This Compaq was "rescued" from a Salvation Army store. It was kind of dirty and had a few small parts rattling around inside. But it was working! Later on it became the first computer that I ever installed a hard drive in. The computer originally had two full height 5.25" 360K drives. I put in a 20 megabyte Seagate drive. The Computer also has 640K of RAM. The minimum configuration for these machines was 128K RAM and only one floppy drive. Compaq introduced an enhanced version of this machine, the Compaq Plus. The Plus was that it had an internal 10 Megabyte hard disk. I do have a Plus also, but it needs some repair.
Sliding Access door for I/O ports and expansion slots.

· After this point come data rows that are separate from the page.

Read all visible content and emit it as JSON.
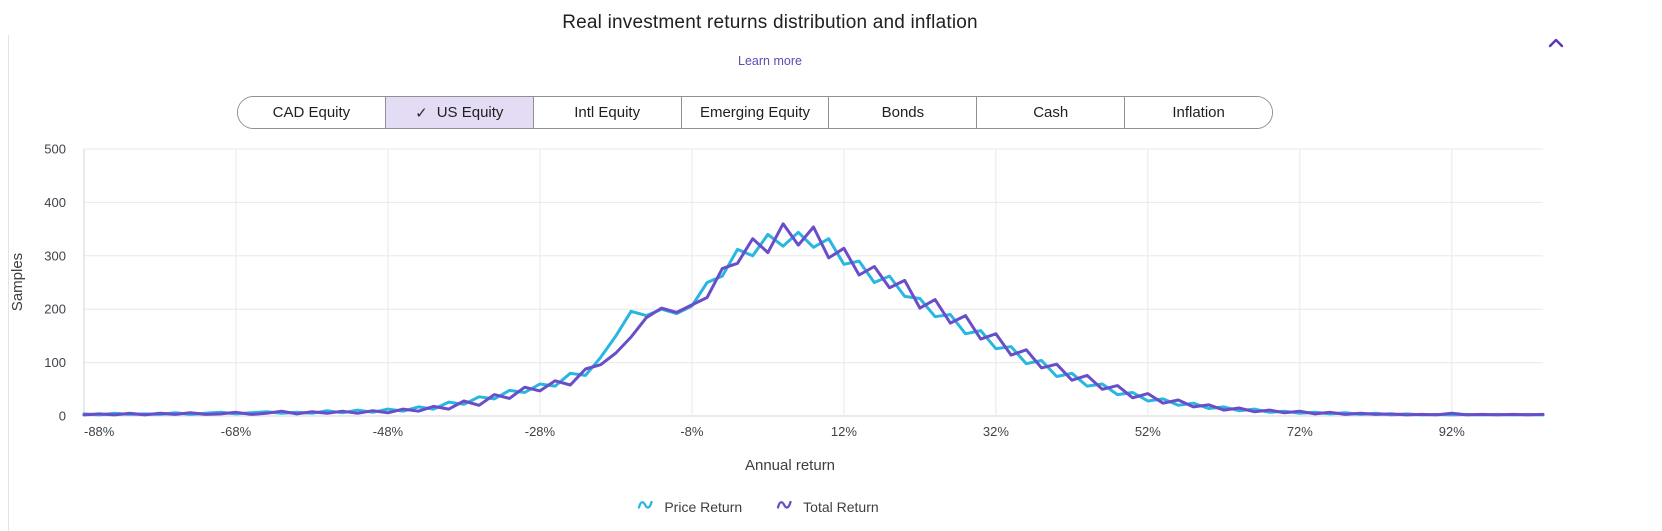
{
  "header": {
    "title": "Real investment returns distribution  and inflation",
    "learn_more_label": "Learn more",
    "collapse_icon": "chevron-up"
  },
  "tabs": {
    "items": [
      {
        "label": "CAD Equity",
        "selected": false
      },
      {
        "label": "US Equity",
        "selected": true,
        "check_icon": "✓"
      },
      {
        "label": "Intl Equity",
        "selected": false
      },
      {
        "label": "Emerging Equity",
        "selected": false
      },
      {
        "label": "Bonds",
        "selected": false
      },
      {
        "label": "Cash",
        "selected": false
      },
      {
        "label": "Inflation",
        "selected": false
      }
    ]
  },
  "colors": {
    "accent_purple": "#5e35b1",
    "learn_more_link": "#5f4bb5",
    "selected_tab_bg": "#e4dbf4",
    "price_return": "#29b6e0",
    "total_return": "#6a4ec9",
    "gridline": "#e8e8ee",
    "axis_line": "#d5d5dd",
    "axis_text": "#3f4349"
  },
  "chart_data": {
    "type": "line",
    "title": "Real investment returns distribution and inflation",
    "xlabel": "Annual return",
    "ylabel": "Samples",
    "x_unit": "%",
    "xlim": [
      -88,
      104
    ],
    "ylim": [
      0,
      500
    ],
    "grid": true,
    "legend_position": "bottom",
    "yticks": [
      0,
      100,
      200,
      300,
      400,
      500
    ],
    "xticks": [
      -88,
      -68,
      -48,
      -28,
      -8,
      12,
      32,
      52,
      72,
      92
    ],
    "xtick_labels": [
      "-88%",
      "-68%",
      "-48%",
      "-28%",
      "-8%",
      "12%",
      "32%",
      "52%",
      "72%",
      "92%"
    ],
    "x": [
      -88,
      -86,
      -84,
      -82,
      -80,
      -78,
      -76,
      -74,
      -72,
      -70,
      -68,
      -66,
      -64,
      -62,
      -60,
      -58,
      -56,
      -54,
      -52,
      -50,
      -48,
      -46,
      -44,
      -42,
      -40,
      -38,
      -36,
      -34,
      -32,
      -30,
      -28,
      -26,
      -24,
      -22,
      -20,
      -18,
      -16,
      -14,
      -12,
      -10,
      -8,
      -6,
      -4,
      -2,
      0,
      2,
      4,
      6,
      8,
      10,
      12,
      14,
      16,
      18,
      20,
      22,
      24,
      26,
      28,
      30,
      32,
      34,
      36,
      38,
      40,
      42,
      44,
      46,
      48,
      50,
      52,
      54,
      56,
      58,
      60,
      62,
      64,
      66,
      68,
      70,
      72,
      74,
      76,
      78,
      80,
      82,
      84,
      86,
      88,
      90,
      92,
      94,
      96,
      98,
      100,
      102,
      104
    ],
    "series": [
      {
        "name": "Price Return",
        "color": "#29b6e0",
        "values": [
          4,
          2,
          5,
          3,
          4,
          3,
          6,
          3,
          5,
          7,
          4,
          6,
          8,
          5,
          7,
          5,
          10,
          6,
          11,
          7,
          13,
          9,
          17,
          13,
          26,
          22,
          36,
          32,
          48,
          44,
          60,
          56,
          80,
          76,
          110,
          150,
          196,
          188,
          200,
          192,
          206,
          250,
          262,
          312,
          300,
          340,
          318,
          344,
          316,
          332,
          284,
          290,
          250,
          262,
          224,
          220,
          186,
          190,
          154,
          160,
          126,
          130,
          98,
          104,
          74,
          80,
          56,
          60,
          40,
          44,
          28,
          32,
          20,
          24,
          14,
          17,
          10,
          13,
          7,
          9,
          5,
          7,
          4,
          6,
          3,
          5,
          2,
          4,
          2,
          3,
          2,
          3,
          2,
          3,
          2,
          3,
          2
        ]
      },
      {
        "name": "Total Return",
        "color": "#6a4ec9",
        "values": [
          2,
          4,
          2,
          5,
          2,
          5,
          3,
          6,
          3,
          4,
          7,
          3,
          5,
          9,
          4,
          8,
          5,
          9,
          5,
          10,
          6,
          13,
          9,
          18,
          13,
          28,
          20,
          40,
          33,
          54,
          47,
          66,
          58,
          88,
          96,
          118,
          148,
          184,
          202,
          194,
          208,
          222,
          276,
          286,
          332,
          306,
          360,
          320,
          354,
          296,
          314,
          264,
          280,
          240,
          254,
          202,
          218,
          174,
          188,
          144,
          154,
          114,
          124,
          90,
          97,
          67,
          76,
          50,
          57,
          34,
          42,
          24,
          30,
          17,
          21,
          11,
          15,
          8,
          11,
          6,
          9,
          4,
          7,
          3,
          5,
          3,
          4,
          2,
          3,
          2,
          5,
          2,
          3,
          2,
          3,
          2,
          3
        ]
      }
    ]
  }
}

The early Compaqs were important because they were probably the earliest legal IBM compatible MS-DOS computers. The Compaq had a compatible BIOS chip set that did not violate IBM patents. Now you had a quality alternative to IBM, and the thing was portable too. The machine resembles a portable sewing machine case when it is packed up and ready to travel. Many other brands were only partly compatible. Some were only compatible insofar as they could read and write IBM format floppy discs. As good as some of the other non compatible MS-DOS computers were, why was it so important to be IBM compatible? People who might not have known anything else about computers were familiar with the IBM name and reputation as a leader. As a matter of fact, I believe IBM's' entry into the personal computer market may have helped "legitimize" the concept of smaller single user computers, as opposed to the notion of having everyone do all their computer work tied to a million dollar mainframe with hundreds of users. That brand name recognition made the IBM PC immensely popular. That popularity encouraged the development of many programs for the IBM like Lotus 1-2-3, Harvard Graphics, and others. Having a compatible computer gave you a wide choice of programs of all types.
Sliding access door for power switch, fan, a/c. socket, and cord storage.
One exceptional feature of the Compaq was the built-in 9 in. Dual Mode monitor. It had a monochrome mode which gave you extremely sharp text, and CGA compatible color mode which showed colors as shades of green. The computer also has an RGB connector which gives you the option of using a CGA color monitor.
Compaq built their company on the success of this design. I used this computer as one of my main machines for a time. I consider this to be one of my favorite DOS collectibles.